David Barrett et al. look at the taxonomies related to the terms “informatics” and “health informatics” in this paper for Informatics in Primary Care (today known as Journal of Innovation in Health Informatics). The group concludes that an optimal agreed taxonomy “provides greater understanding and underpins future research that informs clinicians on how best to use technology to enhance the delivery of health care. “
In this article from Kathrin M. Cresswell and Aziz Sheikh of the University of Edinburgh, the duo asserts that sociotechnical evaluations — “the way technical and social dimensions change and shape each other over time” — are useful in evaluating health information technology. They conclude “that greater use of sociotechnical evaluations will help to understand key processes in the interrelationships between technology, people, and organisations.”
For those interested in the financial side of electronic health record (EHR) adoption, Yeona Jang et al. presented their data collected from 17 primary care clinics using EHR systems in the open-access journal JMIR Medical Informatics. They conclude simply “that primary care clinics can realize a positive [return on investment] with EHR.”
Medical informatics specialty in the developed English-speaking countries: The terminology comparative analysis
Nadia Kobryn from Danylo Halytsky Lviv National Medical University takes a brief look at the English-based terminology associated with different aspects of medical informatics and how it differs across geographic regions. The article was originally published in the open-access journal Comparative Professional Pedagogy.
Leo Anthony Celi et al. shared their insights from their MIT Critical Data Conference in 2014 in this article published in JMIR Medical Informatics. They concluded that “[o]nly by understanding the potential biases of any analysis, and fostering a system of normative data sharing, will the medical community be able to gain reliable knowledge from data, and produce research findings that do not turn out to be false.”
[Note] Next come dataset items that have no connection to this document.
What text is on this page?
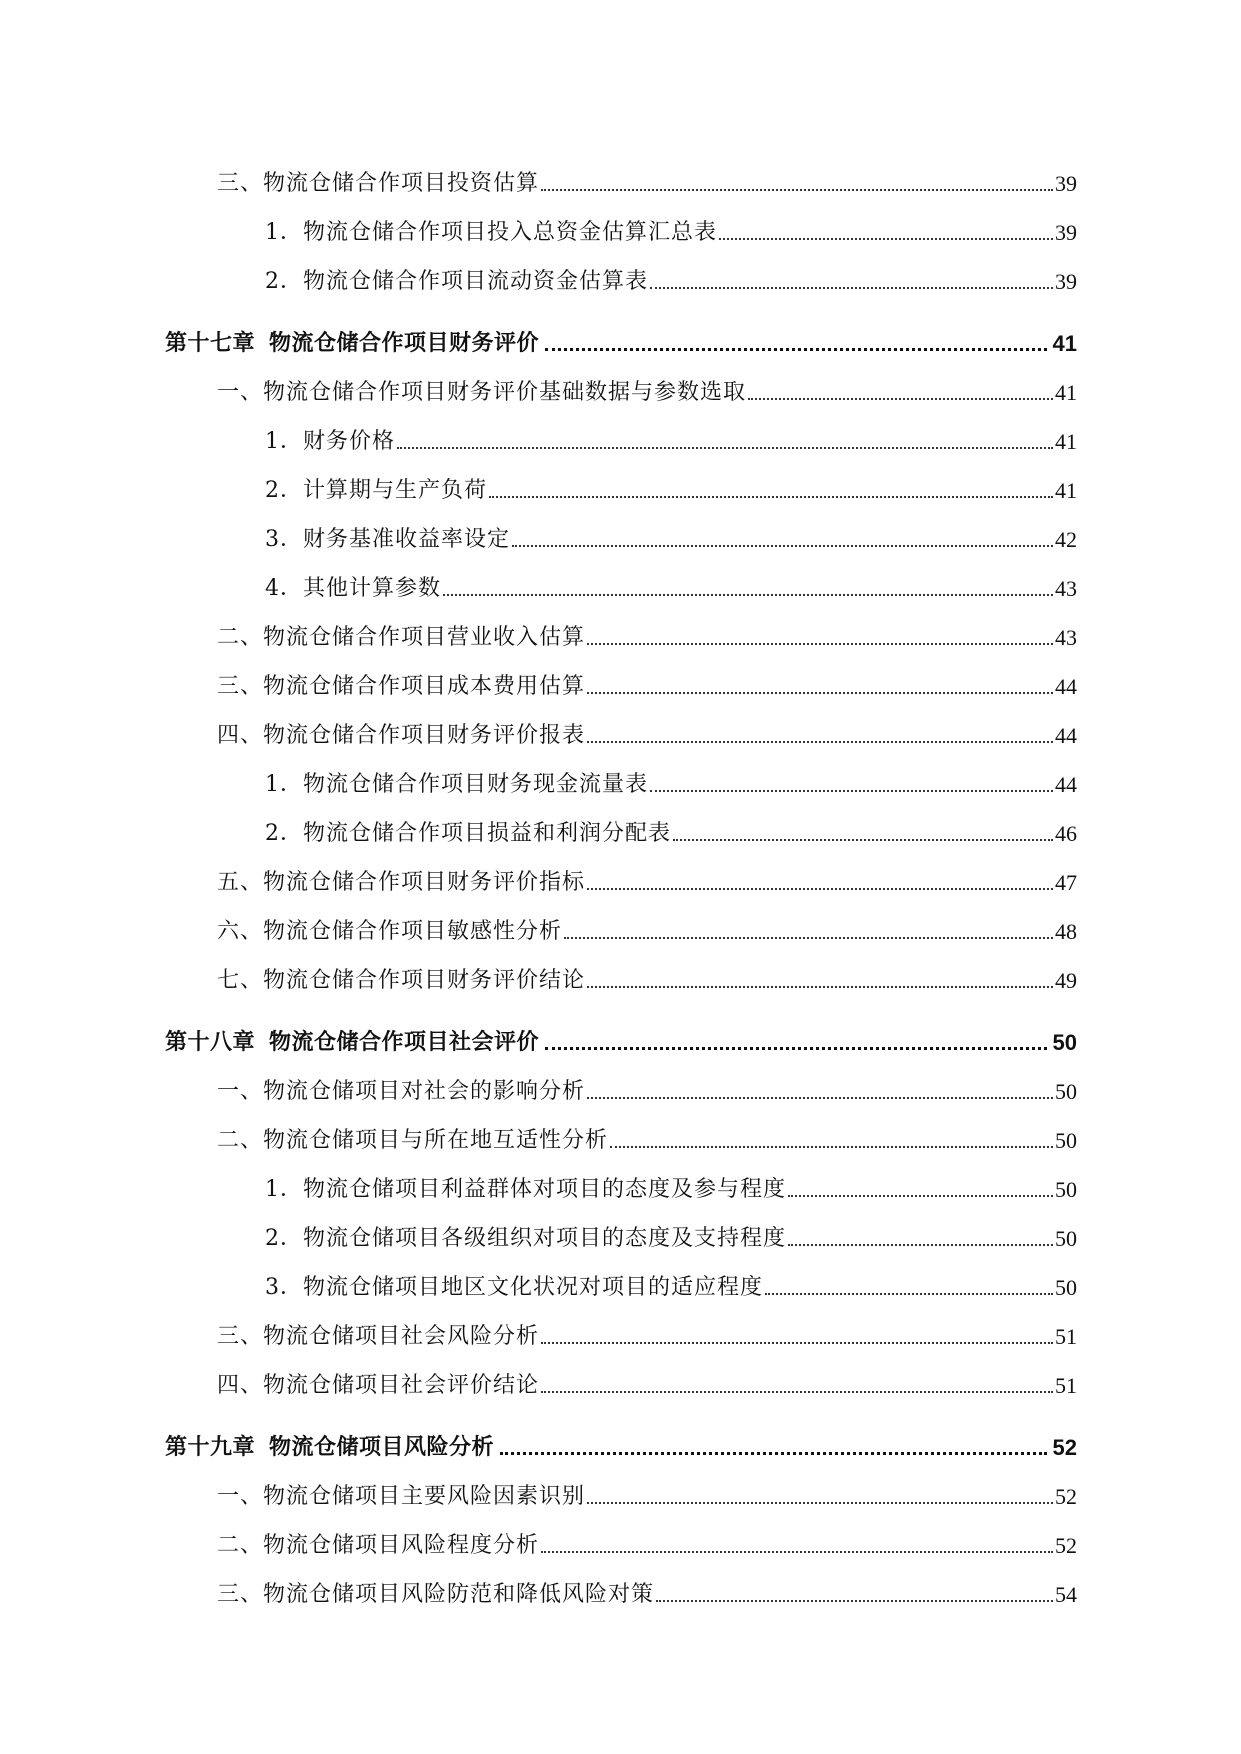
三、物流仓储合作项目投资估算	39
1．物流仓储合作项目投入总资金估算汇总表	39
2．物流仓储合作项目流动资金估算表	39
第十七章 物流仓储合作项目财务评价	41
一、物流仓储合作项目财务评价基础数据与参数选取	41
1．财务价格	41
2．计算期与生产负荷	41
3．财务基准收益率设定	42
4．其他计算参数	43
二、物流仓储合作项目营业收入估算	43
三、物流仓储合作项目成本费用估算	44
四、物流仓储合作项目财务评价报表	44
1．物流仓储合作项目财务现金流量表	44
2．物流仓储合作项目损益和利润分配表	46
五、物流仓储合作项目财务评价指标	47
六、物流仓储合作项目敏感性分析	48
七、物流仓储合作项目财务评价结论	49
第十八章 物流仓储合作项目社会评价	50
一、物流仓储项目对社会的影响分析	50
二、物流仓储项目与所在地互适性分析	50
1．物流仓储项目利益群体对项目的态度及参与程度	50
2．物流仓储项目各级组织对项目的态度及支持程度	50
3．物流仓储项目地区文化状况对项目的适应程度	50
三、物流仓储项目社会风险分析	51
四、物流仓储项目社会评价结论	51
第十九章 物流仓储项目风险分析	52
一、物流仓储项目主要风险因素识别	52
二、物流仓储项目风险程度分析	52
三、物流仓储项目风险防范和降低风险对策	54
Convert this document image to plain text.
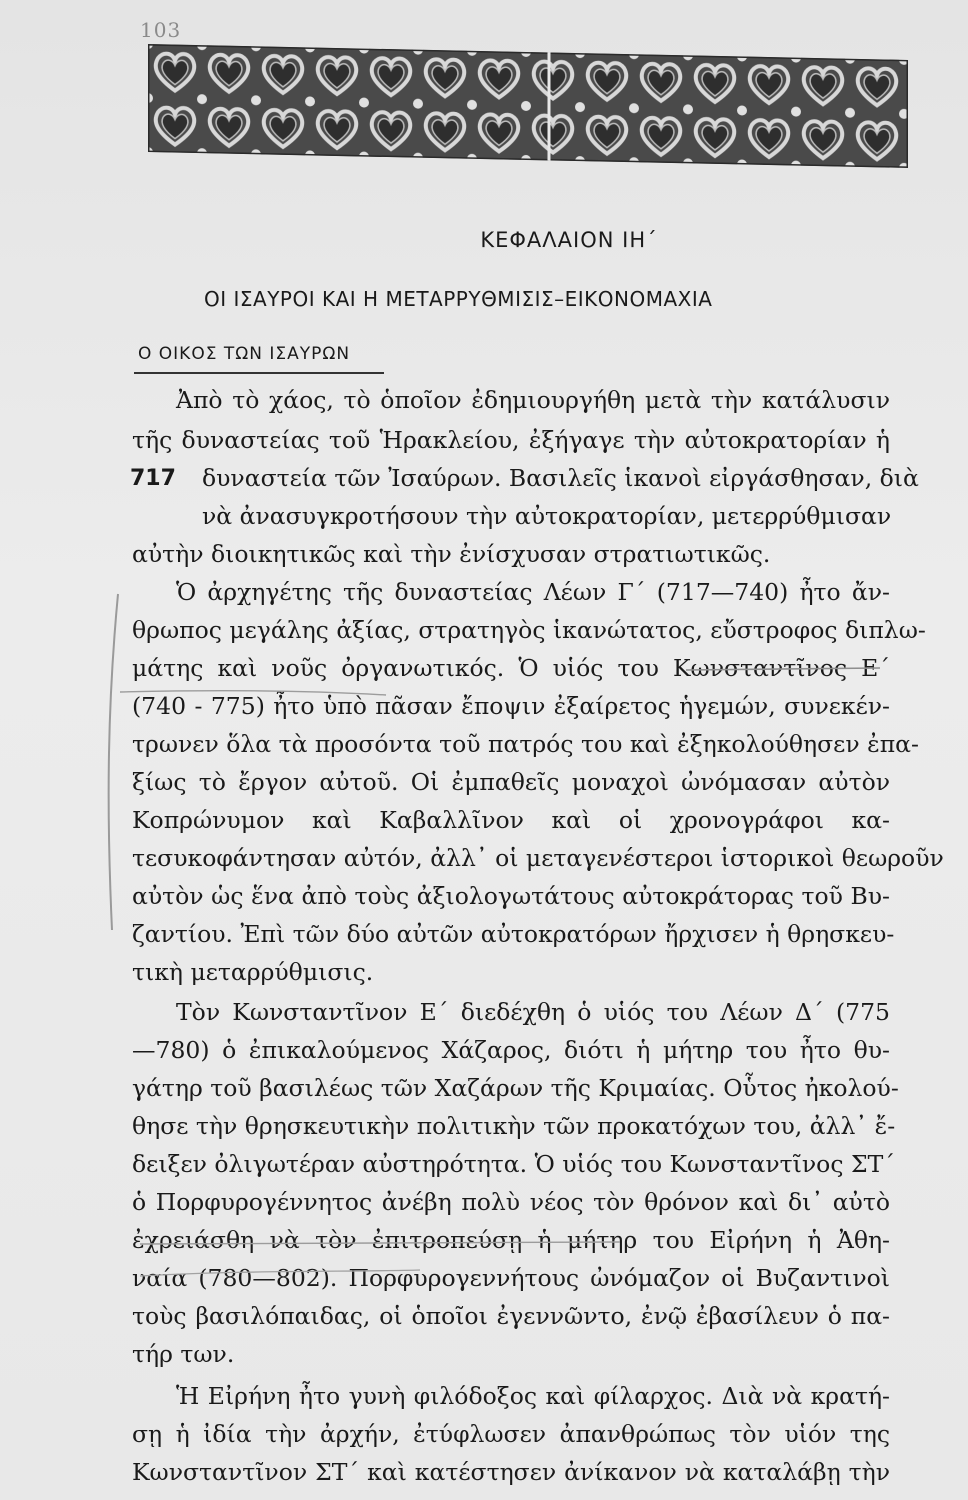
103
ΚΕΦΑΛΑΙΟΝ ΙΗ΄
ΟΙ ΙΣΑΥΡΟΙ ΚΑΙ Η ΜΕΤΑΡΡΥΘΜΙΣΙΣ–ΕΙΚΟΝΟΜΑΧΙΑ
Ο ΟΙΚΟΣ ΤΩΝ ΙΣΑΥΡΩΝ
717
Ἀπὸ τὸ χάος, τὸ ὁποῖον ἐδημιουργήθη μετὰ τὴν κατάλυσιν
τῆς δυναστείας τοῦ Ἡρακλείου, ἐξήγαγε τὴν αὐτοκρατορίαν ἡ
δυναστεία τῶν Ἰσαύρων. Βασιλεῖς ἱκανοὶ εἰργάσθησαν, διὰ
νὰ ἀνασυγκροτήσουν τὴν αὐτοκρατορίαν, μετερρύθμισαν
αὐτὴν διοικητικῶς καὶ τὴν ἐνίσχυσαν στρατιωτικῶς.
Ὁ ἀρχηγέτης τῆς δυναστείας Λέων Γ΄ (717—740) ἦτο ἄν-
θρωπος μεγάλης ἀξίας, στρατηγὸς ἱκανώτατος, εὔστροφος διπλω-
μάτης καὶ νοῦς ὀργανωτικός. Ὁ υἱός του Κωνσταντῖνος Ε΄
(740 - 775) ἦτο ὑπὸ πᾶσαν ἔποψιν ἐξαίρετος ἡγεμών, συνεκέν-
τρωνεν ὅλα τὰ προσόντα τοῦ πατρός του καὶ ἐξηκολούθησεν ἐπα-
ξίως τὸ ἔργον αὐτοῦ. Οἱ ἐμπαθεῖς μοναχοὶ ὠνόμασαν αὐτὸν
Κοπρώνυμον καὶ Καβαλλῖνον καὶ οἱ χρονογράφοι κα-
τεσυκοφάντησαν αὐτόν, ἀλλ᾽ οἱ μεταγενέστεροι ἱστορικοὶ θεωροῦν
αὐτὸν ὡς ἕνα ἀπὸ τοὺς ἀξιολογωτάτους αὐτοκράτορας τοῦ Βυ-
ζαντίου. Ἐπὶ τῶν δύο αὐτῶν αὐτοκρατόρων ἤρχισεν ἡ θρησκευ-
τικὴ μεταρρύθμισις.
Τὸν Κωνσταντῖνον Ε΄ διεδέχθη ὁ υἱός του Λέων Δ΄ (775
—780) ὁ ἐπικαλούμενος Χάζαρος, διότι ἡ μήτηρ του ἦτο θυ-
γάτηρ τοῦ βασιλέως τῶν Χαζάρων τῆς Κριμαίας. Οὗτος ἠκολού-
θησε τὴν θρησκευτικὴν πολιτικὴν τῶν προκατόχων του, ἀλλ᾽ ἔ-
δειξεν ὀλιγωτέραν αὐστηρότητα. Ὁ υἱός του Κωνσταντῖνος ΣΤ΄
ὁ Πορφυρογέννητος ἀνέβη πολὺ νέος τὸν θρόνον καὶ δι᾽ αὐτὸ
ἐχρειάσθη νὰ τὸν ἐπιτροπεύσῃ ἡ μήτηρ του Εἰρήνη ἡ Ἀθη-
ναία (780—802). Πορφυρογεννήτους ὠνόμαζον οἱ Βυζαντινοὶ
τοὺς βασιλόπαιδας, οἱ ὁποῖοι ἐγεννῶντο, ἐνῷ ἐβασίλευν ὁ πα-
τήρ των.
Ἡ Εἰρήνη ἦτο γυνὴ φιλόδοξος καὶ φίλαρχος. Διὰ νὰ κρατή-
σῃ ἡ ἰδία τὴν ἀρχήν, ἐτύφλωσεν ἀπανθρώπως τὸν υἱόν της
Κωνσταντῖνον ΣΤ΄ καὶ κατέστησεν ἀνίκανον νὰ καταλάβῃ τὴν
In this article for the journal Informatics, Michael J. Albers of East Carolina University “considers how simple and complex information requires different design strategies and how those strategies differ.” He concludes that understanding relationships within information is vital to creating a well-designed information management system, detailing six tasks a design team must consider in this regard.
In this open-access article from the journal electronic Journal of Health Informatics, Caroline Zieth et al. attempt to summarize 52 different papers on the evolution, use, and effects of personal health records. Their conclusion? “PHR systems that account for patient’s needs and skills can facilitate their adoption. Common barriers are avoidable when patients receive adequate guidance on useful features as well as technical support. When implemented effectively, PHRs can increase patient participation in health management, and improve patient-physician communication and health related decision making.”